From 1983 Alpina was recognised as a car maker in its own right. The firm supplies its own hand-built engines to the BMW production line and the cars are then delivered to Alpina’s premises for trim and final assembly.
Highlights of the modern era included the Alpina V8 roadster – effectively an automatic version of the Z8 – and a selection of 200+mph 5-Series, while modern Alpinas are always characterised by a suppleness of ride lacking in BMW’s performance models and the bespoke hand-trimmed interior.
Meanwhile, Volkswagen was well served over the years by Oettinger, which began life in 1946 making go-faster parts for the air-cooled Beetle under the Okrasa name and which today can provide go-faster kit for all brands in the VW Group range… including a 500bhp Golf. Like Alpina and AMG, the German transport authority regards Oettinger as a car maker in its own right.
Closer to home, back in the early ’80s the idea of selling an openly performance-orientated Jaguar was something which as a distraction to a firm struggling to get on with the serious business of making road cars profitably and was also something which set the marketing people twitching nervously. The demographic of the Jaguar buyer back then was very different from the Yuppies wanting faster GTI’s and so it was decided to establish an arms-length operation to produce a more overtly sporting range of cars.
A joint venture was duly created in collaboration with Tom Walkinshaw, whose TWR operation had successfully been racing the XJ-S and traded under the name JaguarSport, headquartered in what would later become the Aston Martin DB7 factory. The operation would produce the early XJRs with bodykit and suspension upgrades, before adding a 380bhp, 6-litre development of the V12 in the XJR-S. TWR would go on to develop and produce the XJ220 of course, but when the XJR branding proved to be a success, production of the later supercharged models was taken in house.
Oh and we couldn’t end without considering Abarth. Now a brand tacked on to mildly warmed over Fiats, the badge does have real heritage and a credible motorsport pedigree – but always with Fiats, often seen racing with their engine lids propped open to aid cooling. The firm became a wholly-owned subsidiary of Fiat Auto in 1971, operating as the parent group’s racing division. The winning didn’t stop though, with the Fiat 131 Abarth a winner on the world rallying stage.

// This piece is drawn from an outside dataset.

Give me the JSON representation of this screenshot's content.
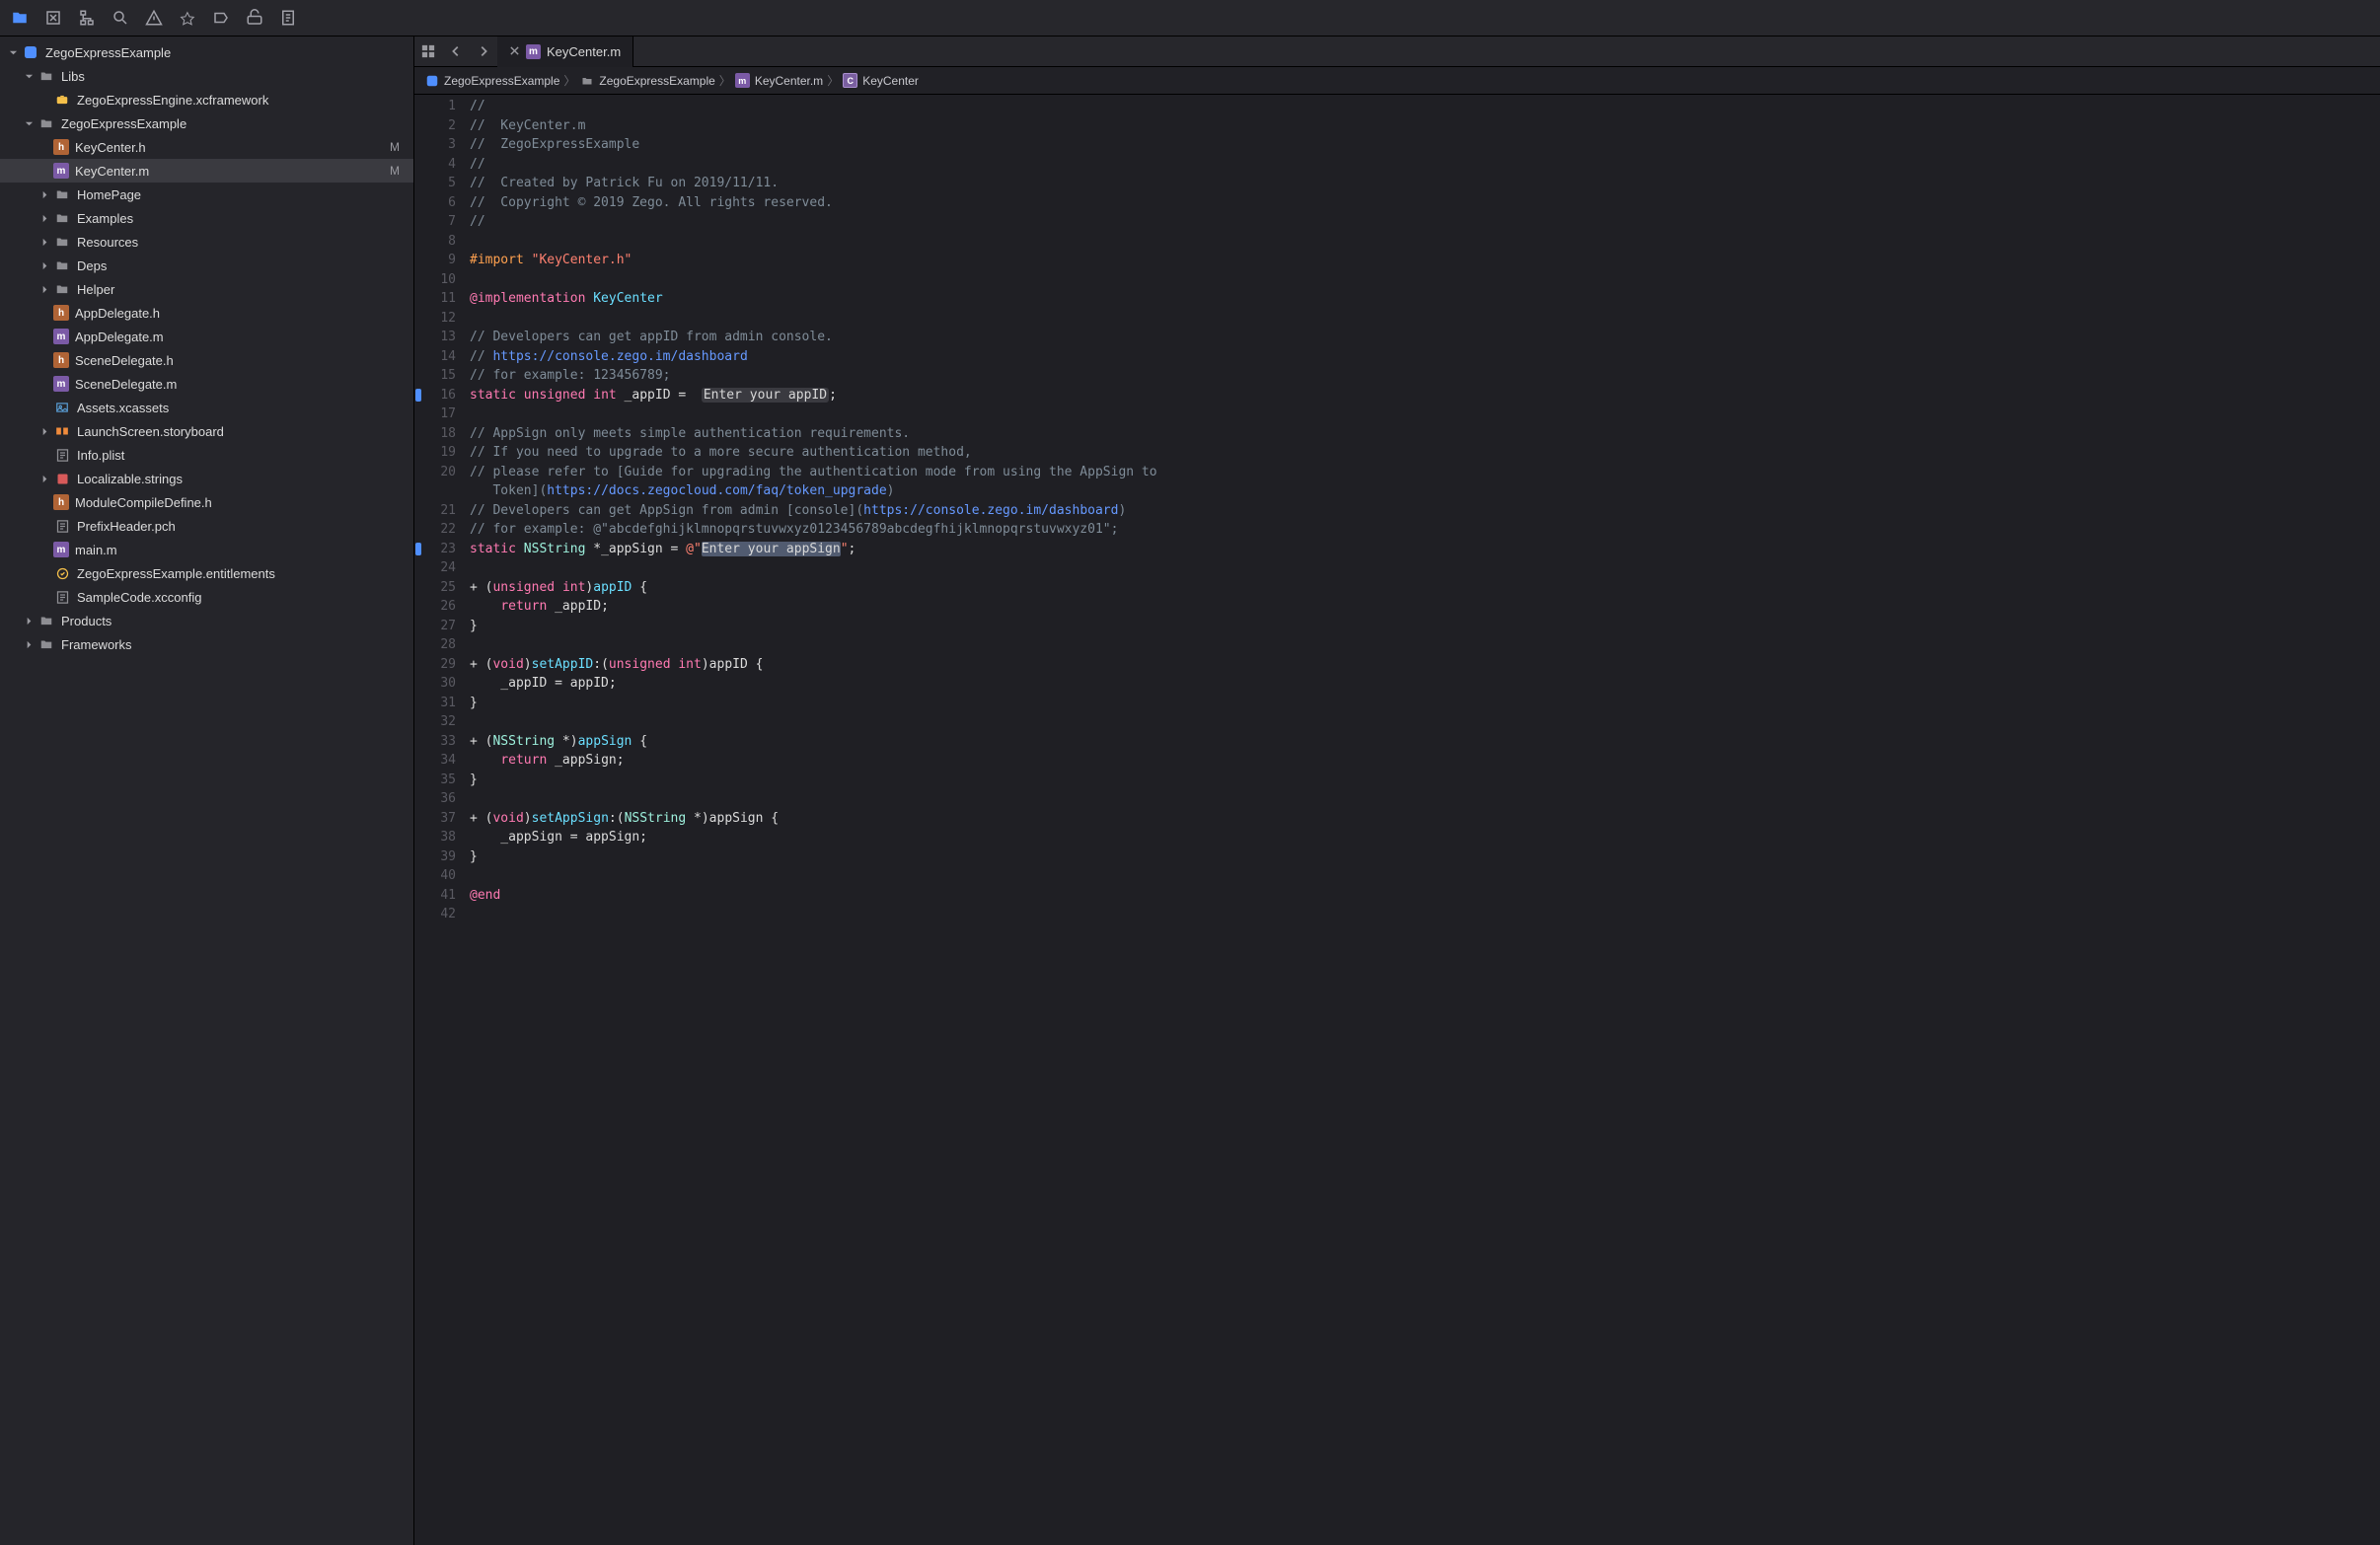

Abarth himself passed away in 1979 and the Abarth name was sidelined for a while, the company ceasing to formally exist although the name was used as a trim level on some Fiat Group models. In 2007 though, Fiat woke up to its potential and relaunched Abarth & Co as a separate company under Fiat ownership. It may have been a largely symbolic marketing exercise but cars like the Abarth 500 and 500SS perfectly encapsulate the frenzied pace of those ’60s Abarth-tuned Fiats.